Besides all these, it generates detailed analysis for each variable. I will go through some of them in this article, to see the full report with all the codes, find the colab link at the end of the article.

Class distribution:

Numerical Features:

For the numerical features, besides having detailed statistics like mean, standard deviation, min, max, Interquartile range (IQR) etc. it also plots the histogram, gives the list of common and extreme values.

Categorical Features:

Similar to the numerical features, for categorical features it calculates common values, lengths, characters etc.

Interactions:

One of the most interesting things is the interactions and correlation sections of the report. In the interaction section the pandas_profiling library automatically generates interaction plots for every pair of variables . You can get the interaction plot of any pair by selecting the specific variables from the two headers (Like in this example, I have selected passengerId and Age)

Correlation Matrix:

Correlation is a statistical technique that can show whether and how strongly pairs of variables are related. For example, height and weight are related; taller people tend to be heavier than shorter people. The relationship isn’t perfect. People of the same height vary in weight, and you can easily think of two people you know where the shorter one is heavier than the taller one. Nonetheless, the average weight of people 5'5'’ is less than the average weight of people 5'6'’, and their average weight is less than that of people 5'7'’, etc. Correlation can tell you just how much of the variation in peoples’ weights is related to their heights.

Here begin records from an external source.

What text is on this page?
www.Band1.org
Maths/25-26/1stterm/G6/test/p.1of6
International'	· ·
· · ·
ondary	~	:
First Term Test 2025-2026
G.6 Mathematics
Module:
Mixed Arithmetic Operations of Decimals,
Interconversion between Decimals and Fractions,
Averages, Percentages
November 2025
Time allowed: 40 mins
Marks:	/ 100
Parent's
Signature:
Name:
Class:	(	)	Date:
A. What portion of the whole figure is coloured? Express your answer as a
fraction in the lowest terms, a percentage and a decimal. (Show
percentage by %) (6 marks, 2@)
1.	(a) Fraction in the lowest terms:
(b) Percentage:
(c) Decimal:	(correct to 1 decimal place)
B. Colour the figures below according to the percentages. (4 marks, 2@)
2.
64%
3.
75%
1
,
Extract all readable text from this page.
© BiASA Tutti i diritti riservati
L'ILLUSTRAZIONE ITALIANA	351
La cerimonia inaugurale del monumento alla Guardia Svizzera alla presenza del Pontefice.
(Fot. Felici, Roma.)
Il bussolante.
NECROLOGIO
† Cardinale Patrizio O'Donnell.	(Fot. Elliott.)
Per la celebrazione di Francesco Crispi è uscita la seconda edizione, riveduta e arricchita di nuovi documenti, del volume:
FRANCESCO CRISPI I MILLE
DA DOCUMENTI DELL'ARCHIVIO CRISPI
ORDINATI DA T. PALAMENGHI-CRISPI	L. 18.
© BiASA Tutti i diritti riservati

The main result of a correlation is called the correlation coefficient (or “r”). It ranges from -1.0 to +1.0. The closer r is to +1 or -1, the more closely the two variables are related.

If r is close to 0, it means there is no relationship between the variables. If r is positive, it means that as one variable gets larger the other gets larger. If r is negative it means that as one gets larger, the other gets smaller (often called an “inverse” correlation).

When it comes to generating correlation matrix for all the numerical features, the pandas_profiling library gives us all the popular options to choose from including Pearson’s r , Spearman’s ρ etc.

Now that, we know the advantages of using pandas_profiling, it is also useful to note the disadvantage that this library has.

Disadvantage:

The main disadvantage of pandas profiling is its use with large data sets. With the increase in the size of the data the time to generate the report also increases a lot.

One way to solve this problem is to generate the profile report for a part of the data set. But while doing this, it is very important to make sure that the data is randomly sampled so that it is representative of all the data we have. We can do this by:

from pandas_profiling import ProfileReport# Generate report for 10000 data points
profile = ProfileReport(data.sample(n = 10000), title="Titanic Data set", html={'style': {'full_width': True}}, sort="None")# save to file
profile.to_file(output_file='10000datapoints.html')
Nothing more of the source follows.